ステント留置後の一般的な問題

I. 冠動脈内でステントは動きますか? ステントが抜けたときに1.1:1の割合で拡張している.つまりステント径は血管径よりわずかに大きく.ステントは血管壁にしっかり.あるいは部分的に埋め込まれているので.血管内を移動することはありません。 ステント留置後.ステントを取り外すことはできますか? 前述したように.ステントをリリースすると.ステントの直径は血管の直径に対して1.1:1の比率で拡大します。つまり.ステントの直径は血管の直径よりもわずかに大きく.ステントは血管壁にしっかりと.あるいは部分的に埋め込まれているので.ステントを取り外すことはできません。 したがって.ステントを抜くことはできません。 やむなく抜いた場合.血管に重大な損傷を与えることになります。 ステント留置後も薬を飲み続ける必要があるのでしょうか? 冠動脈疾患の治療」の記事で.冠動脈疾患の治療について詳しく説明しています。 ステント留置後も薬を飲み続ける必要がある理由は大きく3つあります。まず.冠動脈疾患は冠動脈床全体に及ぶ病変ですが.病変の範囲や性質は部位によって異なります。 ステント留置は.ある部位の高度狭窄やプラーク不安定性の問題を解決するだけで.他の部位ではプラーク不安定性や動脈硬化の悪化が続く可能性があり.いずれも薬で予防・治療する必要があります。 第二に.留置されたステントは自分の組織ではないので.ステント内血栓形成のリスクがあります。 自分の血管の内皮がステントに生着して完全に覆われて初めて.このステント内血栓形成のリスクが減少しますが.この過程は1年以上かかるので.ステント内血栓形成のリスクを減少させるには.抗血小板薬2剤を併用し最低1年かかると言われています。 3つ目は.薬剤を使用してステントを留置しても.ステント内再狭窄のリスクがあることです。 統計によると.ステント留置後2年目にステント内再狭窄を起こす確率は約10%となっています。 ステント留置後にMRIは受けられますか? この質問をされる方は.実は次のような心配をされています。 MRIでステントがずれたり.ステントが熱を持ったりしないか? ステントがMRI撮影の妨げにならないか? 実は.この質問にはステントの説明書に答えが書いてあります。 3.0T以下のMRIでこれらのステントが変位することはありません。
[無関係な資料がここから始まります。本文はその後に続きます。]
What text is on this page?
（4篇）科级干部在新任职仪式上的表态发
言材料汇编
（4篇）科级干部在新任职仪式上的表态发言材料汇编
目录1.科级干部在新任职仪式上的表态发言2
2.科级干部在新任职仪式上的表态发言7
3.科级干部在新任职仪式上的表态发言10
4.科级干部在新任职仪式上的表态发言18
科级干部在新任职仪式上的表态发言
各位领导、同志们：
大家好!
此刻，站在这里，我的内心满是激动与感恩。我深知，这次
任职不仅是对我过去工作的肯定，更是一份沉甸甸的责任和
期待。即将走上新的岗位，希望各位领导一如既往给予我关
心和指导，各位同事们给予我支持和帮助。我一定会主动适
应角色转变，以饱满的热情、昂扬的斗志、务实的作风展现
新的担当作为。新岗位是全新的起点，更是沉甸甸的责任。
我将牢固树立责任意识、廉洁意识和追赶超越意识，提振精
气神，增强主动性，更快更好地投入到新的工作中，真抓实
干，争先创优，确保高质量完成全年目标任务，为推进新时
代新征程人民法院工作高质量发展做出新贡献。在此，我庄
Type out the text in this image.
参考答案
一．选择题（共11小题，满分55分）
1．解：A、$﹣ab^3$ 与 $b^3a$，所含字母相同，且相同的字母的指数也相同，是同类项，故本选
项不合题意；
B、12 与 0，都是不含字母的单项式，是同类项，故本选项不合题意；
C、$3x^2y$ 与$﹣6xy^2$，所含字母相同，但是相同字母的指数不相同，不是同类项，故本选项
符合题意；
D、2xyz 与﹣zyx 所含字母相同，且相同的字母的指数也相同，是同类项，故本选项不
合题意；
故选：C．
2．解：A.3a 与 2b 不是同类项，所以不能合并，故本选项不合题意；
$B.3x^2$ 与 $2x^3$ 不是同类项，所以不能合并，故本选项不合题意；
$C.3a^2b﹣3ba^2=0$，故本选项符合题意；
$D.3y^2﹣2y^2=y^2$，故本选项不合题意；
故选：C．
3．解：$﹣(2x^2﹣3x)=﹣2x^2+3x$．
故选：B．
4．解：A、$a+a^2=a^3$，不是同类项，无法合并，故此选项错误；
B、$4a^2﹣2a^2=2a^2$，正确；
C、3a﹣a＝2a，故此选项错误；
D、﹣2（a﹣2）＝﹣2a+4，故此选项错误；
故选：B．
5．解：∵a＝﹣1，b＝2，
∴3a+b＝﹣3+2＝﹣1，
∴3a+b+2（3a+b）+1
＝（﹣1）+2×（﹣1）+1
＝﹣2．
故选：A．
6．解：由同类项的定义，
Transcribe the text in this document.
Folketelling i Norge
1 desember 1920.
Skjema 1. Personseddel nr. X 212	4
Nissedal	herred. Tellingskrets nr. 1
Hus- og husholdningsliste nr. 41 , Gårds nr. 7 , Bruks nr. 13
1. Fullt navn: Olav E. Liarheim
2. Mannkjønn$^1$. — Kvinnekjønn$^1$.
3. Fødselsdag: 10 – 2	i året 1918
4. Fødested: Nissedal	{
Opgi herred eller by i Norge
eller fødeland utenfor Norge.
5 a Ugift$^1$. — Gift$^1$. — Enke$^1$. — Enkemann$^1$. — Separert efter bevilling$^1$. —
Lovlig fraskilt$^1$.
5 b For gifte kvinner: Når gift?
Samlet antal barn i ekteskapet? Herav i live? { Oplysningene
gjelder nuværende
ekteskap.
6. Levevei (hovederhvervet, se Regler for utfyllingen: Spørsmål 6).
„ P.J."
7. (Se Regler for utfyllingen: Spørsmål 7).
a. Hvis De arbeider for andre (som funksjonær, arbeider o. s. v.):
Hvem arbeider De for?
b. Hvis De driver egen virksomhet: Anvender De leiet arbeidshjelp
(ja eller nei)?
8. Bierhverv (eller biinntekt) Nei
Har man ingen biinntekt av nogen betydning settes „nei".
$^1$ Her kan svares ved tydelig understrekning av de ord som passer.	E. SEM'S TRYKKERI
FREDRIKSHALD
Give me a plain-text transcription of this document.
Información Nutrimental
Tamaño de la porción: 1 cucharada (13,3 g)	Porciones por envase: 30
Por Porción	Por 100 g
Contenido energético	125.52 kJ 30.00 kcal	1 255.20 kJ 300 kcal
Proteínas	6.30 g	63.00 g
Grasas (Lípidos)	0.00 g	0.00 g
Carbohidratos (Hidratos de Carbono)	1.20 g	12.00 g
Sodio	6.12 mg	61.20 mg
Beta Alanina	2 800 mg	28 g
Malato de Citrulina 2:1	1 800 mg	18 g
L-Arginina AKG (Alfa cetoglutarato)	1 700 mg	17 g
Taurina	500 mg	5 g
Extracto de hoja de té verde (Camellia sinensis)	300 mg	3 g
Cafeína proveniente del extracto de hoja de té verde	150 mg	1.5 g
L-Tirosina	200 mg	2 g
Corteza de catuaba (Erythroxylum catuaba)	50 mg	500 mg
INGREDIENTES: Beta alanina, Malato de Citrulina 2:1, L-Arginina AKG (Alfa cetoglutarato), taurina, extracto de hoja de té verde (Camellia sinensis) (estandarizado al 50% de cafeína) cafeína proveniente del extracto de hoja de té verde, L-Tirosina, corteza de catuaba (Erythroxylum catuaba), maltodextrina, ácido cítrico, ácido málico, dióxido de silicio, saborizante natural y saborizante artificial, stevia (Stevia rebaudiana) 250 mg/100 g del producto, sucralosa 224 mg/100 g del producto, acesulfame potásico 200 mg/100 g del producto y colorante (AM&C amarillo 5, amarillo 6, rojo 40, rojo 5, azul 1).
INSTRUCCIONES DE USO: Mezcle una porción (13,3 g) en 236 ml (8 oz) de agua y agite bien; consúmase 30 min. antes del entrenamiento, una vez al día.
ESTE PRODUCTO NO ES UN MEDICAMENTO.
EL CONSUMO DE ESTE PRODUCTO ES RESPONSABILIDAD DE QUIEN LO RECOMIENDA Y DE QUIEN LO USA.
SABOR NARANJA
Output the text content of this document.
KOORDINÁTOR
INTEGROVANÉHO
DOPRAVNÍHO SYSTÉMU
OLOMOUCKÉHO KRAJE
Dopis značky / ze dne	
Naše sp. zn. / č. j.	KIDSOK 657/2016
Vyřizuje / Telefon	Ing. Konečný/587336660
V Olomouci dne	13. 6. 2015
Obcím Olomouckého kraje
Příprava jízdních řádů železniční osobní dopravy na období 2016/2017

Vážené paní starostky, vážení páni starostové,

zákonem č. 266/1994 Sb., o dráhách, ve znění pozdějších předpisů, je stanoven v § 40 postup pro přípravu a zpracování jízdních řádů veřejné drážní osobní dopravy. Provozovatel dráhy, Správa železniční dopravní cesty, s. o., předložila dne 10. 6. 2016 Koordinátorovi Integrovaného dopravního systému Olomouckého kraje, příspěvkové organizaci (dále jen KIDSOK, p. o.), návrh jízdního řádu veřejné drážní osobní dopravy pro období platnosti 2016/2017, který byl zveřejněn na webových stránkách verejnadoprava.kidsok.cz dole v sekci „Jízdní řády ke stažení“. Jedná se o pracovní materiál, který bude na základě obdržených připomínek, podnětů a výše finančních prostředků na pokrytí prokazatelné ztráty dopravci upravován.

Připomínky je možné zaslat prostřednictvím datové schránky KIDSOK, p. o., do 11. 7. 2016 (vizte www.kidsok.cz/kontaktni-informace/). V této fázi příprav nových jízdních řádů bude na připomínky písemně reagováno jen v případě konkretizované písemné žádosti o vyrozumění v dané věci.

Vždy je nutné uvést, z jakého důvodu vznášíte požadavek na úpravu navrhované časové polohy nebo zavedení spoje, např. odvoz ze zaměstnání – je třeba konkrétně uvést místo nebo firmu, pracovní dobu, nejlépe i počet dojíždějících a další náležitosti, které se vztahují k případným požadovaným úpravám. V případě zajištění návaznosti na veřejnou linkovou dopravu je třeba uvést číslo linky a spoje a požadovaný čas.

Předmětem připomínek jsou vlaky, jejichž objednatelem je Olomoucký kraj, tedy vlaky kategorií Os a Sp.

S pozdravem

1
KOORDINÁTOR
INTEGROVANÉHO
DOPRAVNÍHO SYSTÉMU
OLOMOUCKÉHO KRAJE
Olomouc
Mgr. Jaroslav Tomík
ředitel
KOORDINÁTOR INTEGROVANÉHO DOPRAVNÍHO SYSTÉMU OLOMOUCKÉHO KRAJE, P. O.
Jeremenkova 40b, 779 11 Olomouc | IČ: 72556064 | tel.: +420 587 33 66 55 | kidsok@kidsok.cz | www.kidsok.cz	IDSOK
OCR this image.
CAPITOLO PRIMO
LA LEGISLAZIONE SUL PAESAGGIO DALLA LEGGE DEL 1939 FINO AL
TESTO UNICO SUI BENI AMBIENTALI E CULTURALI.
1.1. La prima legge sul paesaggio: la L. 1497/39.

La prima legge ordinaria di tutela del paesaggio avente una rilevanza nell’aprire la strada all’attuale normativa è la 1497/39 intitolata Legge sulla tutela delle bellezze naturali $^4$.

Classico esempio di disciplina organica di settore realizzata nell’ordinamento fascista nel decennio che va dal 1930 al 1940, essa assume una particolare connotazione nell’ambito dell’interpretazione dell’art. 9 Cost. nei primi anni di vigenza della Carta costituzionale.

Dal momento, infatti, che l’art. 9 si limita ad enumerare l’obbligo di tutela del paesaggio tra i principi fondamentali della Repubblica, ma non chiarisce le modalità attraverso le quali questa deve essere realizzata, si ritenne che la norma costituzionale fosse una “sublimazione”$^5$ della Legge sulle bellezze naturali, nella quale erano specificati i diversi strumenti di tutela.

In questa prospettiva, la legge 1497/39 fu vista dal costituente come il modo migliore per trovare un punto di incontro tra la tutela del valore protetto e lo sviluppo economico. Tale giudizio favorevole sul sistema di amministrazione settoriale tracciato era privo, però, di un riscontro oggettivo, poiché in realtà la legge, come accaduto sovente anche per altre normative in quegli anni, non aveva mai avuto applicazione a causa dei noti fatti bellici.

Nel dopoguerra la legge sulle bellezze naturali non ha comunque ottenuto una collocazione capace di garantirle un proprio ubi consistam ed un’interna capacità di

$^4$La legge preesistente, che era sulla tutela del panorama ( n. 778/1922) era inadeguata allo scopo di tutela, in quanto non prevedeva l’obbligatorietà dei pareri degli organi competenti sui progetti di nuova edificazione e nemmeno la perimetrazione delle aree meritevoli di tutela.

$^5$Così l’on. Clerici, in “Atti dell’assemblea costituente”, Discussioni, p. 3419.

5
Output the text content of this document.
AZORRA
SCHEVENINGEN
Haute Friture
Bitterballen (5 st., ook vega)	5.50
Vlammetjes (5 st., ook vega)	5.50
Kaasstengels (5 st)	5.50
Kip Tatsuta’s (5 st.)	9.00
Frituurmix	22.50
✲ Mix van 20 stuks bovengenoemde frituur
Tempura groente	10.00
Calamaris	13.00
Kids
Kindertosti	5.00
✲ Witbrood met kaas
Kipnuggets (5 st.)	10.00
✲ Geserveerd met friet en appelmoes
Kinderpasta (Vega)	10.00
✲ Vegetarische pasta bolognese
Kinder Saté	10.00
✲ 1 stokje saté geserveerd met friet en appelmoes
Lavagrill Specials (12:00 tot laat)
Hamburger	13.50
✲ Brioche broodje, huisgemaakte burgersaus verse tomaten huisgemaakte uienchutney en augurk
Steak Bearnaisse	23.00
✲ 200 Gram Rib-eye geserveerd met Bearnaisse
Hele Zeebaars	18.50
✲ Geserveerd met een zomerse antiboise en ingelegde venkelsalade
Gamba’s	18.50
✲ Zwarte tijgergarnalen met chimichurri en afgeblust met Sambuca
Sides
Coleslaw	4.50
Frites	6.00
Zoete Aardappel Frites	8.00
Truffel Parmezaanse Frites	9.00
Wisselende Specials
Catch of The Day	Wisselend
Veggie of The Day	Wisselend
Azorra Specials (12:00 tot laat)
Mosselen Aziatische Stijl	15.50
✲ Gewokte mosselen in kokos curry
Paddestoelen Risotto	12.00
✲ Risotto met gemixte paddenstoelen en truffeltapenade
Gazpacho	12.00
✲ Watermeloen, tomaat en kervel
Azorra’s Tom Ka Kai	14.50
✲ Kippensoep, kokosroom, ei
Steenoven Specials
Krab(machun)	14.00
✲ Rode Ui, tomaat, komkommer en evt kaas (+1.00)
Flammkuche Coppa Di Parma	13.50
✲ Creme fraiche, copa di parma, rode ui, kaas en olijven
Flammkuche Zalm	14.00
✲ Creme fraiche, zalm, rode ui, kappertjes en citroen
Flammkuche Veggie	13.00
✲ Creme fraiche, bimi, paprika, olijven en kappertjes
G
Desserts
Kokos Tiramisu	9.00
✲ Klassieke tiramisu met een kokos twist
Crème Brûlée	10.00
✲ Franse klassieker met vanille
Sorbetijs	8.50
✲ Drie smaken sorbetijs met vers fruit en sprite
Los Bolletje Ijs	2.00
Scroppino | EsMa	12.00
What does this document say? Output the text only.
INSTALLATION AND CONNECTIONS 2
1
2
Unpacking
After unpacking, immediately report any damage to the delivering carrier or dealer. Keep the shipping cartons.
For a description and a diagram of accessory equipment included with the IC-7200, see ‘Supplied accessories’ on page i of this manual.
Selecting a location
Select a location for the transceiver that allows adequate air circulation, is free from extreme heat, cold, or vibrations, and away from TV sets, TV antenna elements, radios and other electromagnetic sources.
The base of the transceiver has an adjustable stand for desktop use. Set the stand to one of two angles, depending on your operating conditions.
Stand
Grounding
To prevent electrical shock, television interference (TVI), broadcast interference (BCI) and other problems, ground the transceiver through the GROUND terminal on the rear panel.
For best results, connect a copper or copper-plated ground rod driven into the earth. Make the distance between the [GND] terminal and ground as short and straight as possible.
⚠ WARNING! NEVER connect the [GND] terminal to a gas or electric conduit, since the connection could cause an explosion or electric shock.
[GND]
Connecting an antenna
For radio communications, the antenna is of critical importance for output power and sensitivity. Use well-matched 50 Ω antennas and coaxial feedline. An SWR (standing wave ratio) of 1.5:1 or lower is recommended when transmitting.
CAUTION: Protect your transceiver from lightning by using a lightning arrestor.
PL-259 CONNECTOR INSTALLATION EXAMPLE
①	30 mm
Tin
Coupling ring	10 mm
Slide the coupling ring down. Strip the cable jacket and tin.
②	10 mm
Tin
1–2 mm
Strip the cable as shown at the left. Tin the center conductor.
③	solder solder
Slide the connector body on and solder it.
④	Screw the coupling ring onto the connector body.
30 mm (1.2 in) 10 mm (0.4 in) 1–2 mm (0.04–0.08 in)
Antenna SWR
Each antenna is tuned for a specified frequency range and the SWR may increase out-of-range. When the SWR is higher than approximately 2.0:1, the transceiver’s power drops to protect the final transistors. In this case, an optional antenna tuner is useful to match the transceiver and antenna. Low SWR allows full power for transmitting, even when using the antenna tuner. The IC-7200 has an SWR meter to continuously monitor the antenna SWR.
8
ステントの局所温度が1~2℃上昇しても.組織や血液に損傷を与えることはありません。 最後に.撮影部位がステント留置部位に隣接していない限り.ステントはMRIの妨げにならない。 しかし.ステントの構造や工程は常に改良されているので.必要に応じてステント植え込み担当医に相談する方が安全である。 V. ステント留置後.二重抗血小板療法はどれくらいの期間続ける必要があるのでしょうか? 現在のステント植え込み術では.2種類の抗血小板薬の併用が1年以上必要です。 一つは通常.腸溶性アスピリン錠75mgから100mg/日.もう一つはclopidogrelまたはtigretolで.clopidogrelは75mg/日.tigretolの場合は90mg/日.2回投与です。 アスピリン単独は1年後から.冠動脈疾患の患者さんは生涯服用する必要があります。